"What's in the box?"
"Pain." He felt increased tingling in his hand, pressed his lips tightly together. How could this be a test? he wondered. The tingling became an itch... The itch became the faintest burning... It mounted slowly: heat upon heat upon heat... . The burning! The burning! He thought he could feel skin curling black on that agonized hand, the flesh crisping and dropping away until only charred bones remained.
This excerpt from Dune exactly describes the feeling of getting a tattoo burned into skin using a laser cutter; however, this is just the feeling. When sight, smell, and sound are added, the process turns out to be quite an experience.
The sound by itself (meaning no body parts in the cutter), is probably the easiest thing to deal with. It is just the normal whine of gears, belts and cooling fans. When that sound is mixed in with the sensation of burning flesh, it turns the laser cutter from a simple machine shop tool to a futuristic torture device.
The sight is not too bad, just a light tracing its way back and fourth across the body. As long as you don't think about the fact that the small wisp of smoke trailing the light, is actually vaporized skin, everything will be fine.
The smell is bad. It does not travel far, but when you catch a whiff of the burnt flesh stench, it is quite nauseating. The thought that you have just inhaled some of those vaporized skin flakes, and they have settled on the bottom of your lungs, is the worst.
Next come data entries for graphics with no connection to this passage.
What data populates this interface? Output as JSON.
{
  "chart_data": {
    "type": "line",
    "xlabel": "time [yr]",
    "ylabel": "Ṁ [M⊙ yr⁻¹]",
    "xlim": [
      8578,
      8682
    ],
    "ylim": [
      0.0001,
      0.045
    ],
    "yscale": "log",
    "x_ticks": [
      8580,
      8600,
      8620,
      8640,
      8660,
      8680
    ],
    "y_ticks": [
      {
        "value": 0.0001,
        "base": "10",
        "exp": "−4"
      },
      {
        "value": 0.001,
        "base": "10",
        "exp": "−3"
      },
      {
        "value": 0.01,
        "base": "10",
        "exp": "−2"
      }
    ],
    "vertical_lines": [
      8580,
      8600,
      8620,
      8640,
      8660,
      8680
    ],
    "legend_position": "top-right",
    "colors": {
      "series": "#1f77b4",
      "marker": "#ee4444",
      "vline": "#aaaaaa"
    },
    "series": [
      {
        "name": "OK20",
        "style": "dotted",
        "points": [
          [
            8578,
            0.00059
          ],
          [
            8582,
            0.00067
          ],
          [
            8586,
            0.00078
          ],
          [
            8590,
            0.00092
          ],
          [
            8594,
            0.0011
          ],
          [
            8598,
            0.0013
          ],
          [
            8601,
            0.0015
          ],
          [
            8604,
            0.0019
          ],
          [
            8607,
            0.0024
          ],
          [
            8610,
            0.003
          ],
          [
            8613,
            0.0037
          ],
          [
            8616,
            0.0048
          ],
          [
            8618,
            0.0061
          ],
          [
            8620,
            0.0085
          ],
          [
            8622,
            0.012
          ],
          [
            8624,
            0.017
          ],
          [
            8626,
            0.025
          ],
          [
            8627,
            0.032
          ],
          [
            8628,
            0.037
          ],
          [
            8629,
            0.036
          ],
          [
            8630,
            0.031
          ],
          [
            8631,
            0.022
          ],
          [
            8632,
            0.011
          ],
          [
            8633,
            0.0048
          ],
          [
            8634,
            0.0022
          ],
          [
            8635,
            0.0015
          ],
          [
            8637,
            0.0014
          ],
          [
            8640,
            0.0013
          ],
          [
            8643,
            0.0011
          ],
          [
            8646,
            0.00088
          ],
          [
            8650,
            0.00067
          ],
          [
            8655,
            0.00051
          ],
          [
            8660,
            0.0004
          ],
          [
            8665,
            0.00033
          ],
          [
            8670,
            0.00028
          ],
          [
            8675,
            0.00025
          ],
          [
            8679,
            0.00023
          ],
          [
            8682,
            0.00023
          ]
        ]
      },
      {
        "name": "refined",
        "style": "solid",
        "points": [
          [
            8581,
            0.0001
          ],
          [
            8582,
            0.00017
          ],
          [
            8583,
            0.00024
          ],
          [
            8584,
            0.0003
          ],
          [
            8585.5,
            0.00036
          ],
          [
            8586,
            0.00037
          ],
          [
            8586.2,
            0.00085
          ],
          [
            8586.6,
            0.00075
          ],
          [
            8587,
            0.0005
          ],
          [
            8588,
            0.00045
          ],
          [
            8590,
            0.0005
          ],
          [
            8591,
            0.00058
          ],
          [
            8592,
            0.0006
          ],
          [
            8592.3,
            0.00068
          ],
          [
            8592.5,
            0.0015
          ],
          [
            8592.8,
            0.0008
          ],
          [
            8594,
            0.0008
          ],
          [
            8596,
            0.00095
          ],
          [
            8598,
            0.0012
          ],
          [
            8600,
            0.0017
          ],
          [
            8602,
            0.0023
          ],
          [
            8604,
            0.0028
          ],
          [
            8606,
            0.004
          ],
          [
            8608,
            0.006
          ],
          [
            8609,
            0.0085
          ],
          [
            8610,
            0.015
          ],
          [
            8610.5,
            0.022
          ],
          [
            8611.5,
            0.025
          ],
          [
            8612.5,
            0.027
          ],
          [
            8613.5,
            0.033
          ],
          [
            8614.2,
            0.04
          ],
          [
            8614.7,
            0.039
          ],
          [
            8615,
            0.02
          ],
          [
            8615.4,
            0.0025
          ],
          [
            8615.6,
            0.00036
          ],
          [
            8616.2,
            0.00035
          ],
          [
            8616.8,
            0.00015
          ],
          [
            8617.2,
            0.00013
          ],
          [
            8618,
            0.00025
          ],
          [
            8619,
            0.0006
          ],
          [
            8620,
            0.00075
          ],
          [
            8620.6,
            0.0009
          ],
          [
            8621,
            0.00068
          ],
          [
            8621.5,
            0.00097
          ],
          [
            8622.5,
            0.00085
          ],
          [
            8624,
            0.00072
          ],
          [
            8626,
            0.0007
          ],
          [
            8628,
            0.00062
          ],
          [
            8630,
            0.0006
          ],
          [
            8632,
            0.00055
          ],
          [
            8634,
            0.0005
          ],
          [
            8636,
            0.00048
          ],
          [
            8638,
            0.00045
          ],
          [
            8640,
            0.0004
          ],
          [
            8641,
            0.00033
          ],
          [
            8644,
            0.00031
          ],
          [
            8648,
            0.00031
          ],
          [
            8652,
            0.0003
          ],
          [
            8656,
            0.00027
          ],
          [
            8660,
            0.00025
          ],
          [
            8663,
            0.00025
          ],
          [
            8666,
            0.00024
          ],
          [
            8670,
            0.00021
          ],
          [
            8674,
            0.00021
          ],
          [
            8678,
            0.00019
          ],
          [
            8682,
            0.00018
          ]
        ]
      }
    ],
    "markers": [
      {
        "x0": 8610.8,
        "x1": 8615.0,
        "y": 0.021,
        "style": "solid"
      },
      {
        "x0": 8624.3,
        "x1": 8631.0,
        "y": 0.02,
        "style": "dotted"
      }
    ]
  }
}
I am leaving a disclaimer out of this, because any person with access to a laser cutter who is dumb enough to try this, deserves what they get.
Step 1: Ingredients
1. Laser Cutter
2. High Tolerance for Pain
Step 2: Circumvent the Safety
Our Epilog has a safety feature that will turn off the laser whenever the lid is opened. The lid contains magnets that activate a hall effect sensor inside the machine. To get around this, I taped a magnetic rubix cube die over the sensor.
Step 3: Find Your Pain Tolerance
Test your pain tolerance using different settings on the laser cutter.
The jolly roger wingdings tattoo below was done using the highest power setting, and around 70% speed. While the pain was tolerable, it burned so deep that after a gentle rubbing the skin completely peeled off.
The final settings I used were 90% power and 90% speed.
Strong enough to burn, but quick, so that it does not penetrate deep enough for the skin to instantly peel away afterward.
Step 4: Get Etching!
Choose your design.
Keep in mind that simple outline designs (like the robot and smiley faces) will hurt much less than the solid designs (pacman and space invader). If you can not tolerate the pain, choose a simple line drawing design.
After choosing your design, lay out some painters tape on the bed of the machine, and etch it. This will give you the exact location of the etch, and give you the opportunity to position your body part (hand, arm, foot, etc.) correctly. It will also let you know the duration of the etch, and how long you can expect to endure the pain.
Place your body part in the machine and set the focal point to the skin height. Lasers need a pretty exact focus, so you probably have a window of about +/- one centimeter. Outside of this range and the laser will not be intense enough to burn the skin.
Show off your cool burnt skin tattoos to random people and watch them recoil in horror and disgust.
Step 5: Soothe That Burning Sensation...
... with a bit of aloe.
I noticed that creams, lotions, or aloe help soothe the burn, but kill the contrast.
Make your choice.
Step 6: Safety!
I have a failed space invader attempt on my left arm.
I stoopidly forgot that the laser beam was completely exposed on the left side before it hit the final mirror.
Shortly after the space invader etch started, I noticed a lot of smoke. This smoke was not coming from the etch, but from the left side of the cutter, where the upper part of my left arm was resting. When I looked over, I saw that my shirt was smoldering.
I was so focused on keeping my forearm in place (as to not ruin the tattoo), I did not notice that the laser was no longer etching it, but rather cutting a gash into my upper left arm.
Needless to say, I only etched my right arm from that point on.